14日に総務省が発表した、今回の参院選期日前投票の中間状況。これを報道したテレビや新聞社で、報道の仕方に大きな違いが出ました。「参議院の期日前投票、前回より1日平均5・76パーセント増」と増加を報じたところもあれば、「期日前投票、14日までに630万人 制度の定着映す」と期日前投票が定着してきていることに着目したところ、そして「期日前投票14日までに約630万人、前回より25万人余少なく」と減少としたところも。

増加とも減少とも読める、これらの報道の違いは、どうして生じたのでしょうか?

状況を発表した総務省の担当者に聞いてみると「どれも間違っている数字ではないです」との答えが返ってきました。「今回の発表は、投票期日(21日)の7日前現在の中間発表になっています。前回(2016年)の参院選は『沖縄慰霊の日』が当初の公示予定日にあたっていたため、現実には公示日が一日前になった関係で、今回より1日選挙期間が長いのです」ということでした。

つまり、前回は選挙期間が18日あったのです。なので、投票日の7日前という時点で「前回より25万人少ない」のは事実なのですが、前回の方が今回より1日長くカウントされていることになります。「1日平均5.76パーセント増」も正しいのですが、こちらは両選挙の比較として同じ日数で計算したものとはなっていない、ということです。

中間発表の数字で、47都道府県で前回比で8割に達していないのは、前回の参院選から合区となった徳島県だけで、75.97パーセントでした。全体としては「制度の定着」の報道通りで、総務省担当者も「数字から見ると、前回(2016年)と同じぐらいと思います」と期日前投票でみる限り、現在、投票率の目立った低下はない、との見方です。

気になるのは天気。雨だと投票率がさがるのか?

あとは当日ですが、気になるのは天気との関係です。「投票率と天気 梅雨明けが鍵」との記事がありました。この記事によりますと、天気が詳細に分かる1962年から前回(2016年)までの19回の参院選のうち、梅雨明け後の投開票は5回だそうです。過去最も投票率が低くなった1995年は、投票日の当日に梅雨明け(近畿から東北まで)で、東京では午前中から気温が30度を超えていたそうで、暑さが投票率低下に拍車をかけた可能性もありそうです。

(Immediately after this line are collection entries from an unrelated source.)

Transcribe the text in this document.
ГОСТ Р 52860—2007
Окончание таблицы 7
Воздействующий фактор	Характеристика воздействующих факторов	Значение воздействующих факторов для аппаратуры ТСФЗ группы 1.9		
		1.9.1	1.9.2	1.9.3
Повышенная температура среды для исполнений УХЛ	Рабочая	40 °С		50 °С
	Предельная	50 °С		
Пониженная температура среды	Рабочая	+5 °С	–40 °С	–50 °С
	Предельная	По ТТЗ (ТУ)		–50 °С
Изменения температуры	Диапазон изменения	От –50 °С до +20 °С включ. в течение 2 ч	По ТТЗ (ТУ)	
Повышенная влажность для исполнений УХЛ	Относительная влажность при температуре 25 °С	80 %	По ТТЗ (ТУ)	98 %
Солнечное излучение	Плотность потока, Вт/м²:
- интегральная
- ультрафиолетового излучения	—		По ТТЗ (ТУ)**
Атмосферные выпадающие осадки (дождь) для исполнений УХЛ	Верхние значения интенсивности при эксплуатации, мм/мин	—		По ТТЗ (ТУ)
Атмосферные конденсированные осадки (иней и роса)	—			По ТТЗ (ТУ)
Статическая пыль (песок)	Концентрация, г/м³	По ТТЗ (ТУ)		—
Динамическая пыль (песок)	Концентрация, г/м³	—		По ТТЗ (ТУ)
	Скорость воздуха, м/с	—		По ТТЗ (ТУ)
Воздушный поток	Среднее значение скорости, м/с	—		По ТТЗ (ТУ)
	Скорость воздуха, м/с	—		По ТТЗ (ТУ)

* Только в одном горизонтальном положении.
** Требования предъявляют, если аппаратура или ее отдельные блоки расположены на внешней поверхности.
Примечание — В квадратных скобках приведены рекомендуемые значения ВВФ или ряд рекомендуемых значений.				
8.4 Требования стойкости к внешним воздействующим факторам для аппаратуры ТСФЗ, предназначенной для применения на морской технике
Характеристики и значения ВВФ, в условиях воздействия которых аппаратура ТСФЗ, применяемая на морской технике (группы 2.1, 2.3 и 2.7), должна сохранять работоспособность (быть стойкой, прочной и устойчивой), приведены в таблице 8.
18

先ほどの記事では東京の例で、1962年からの参院選で投票率の一番高いのは雨の日、一番低いのは晴れの日、と出ています。投開票日は7月21日の天気が気になりますが、19日の17時現在の21日の天気予想は、全国的には曇りが多く、関東では曇りのち雨という予報です。投票率低下の「亥年現象」を覆せるか、選挙日当日はもう目の前です。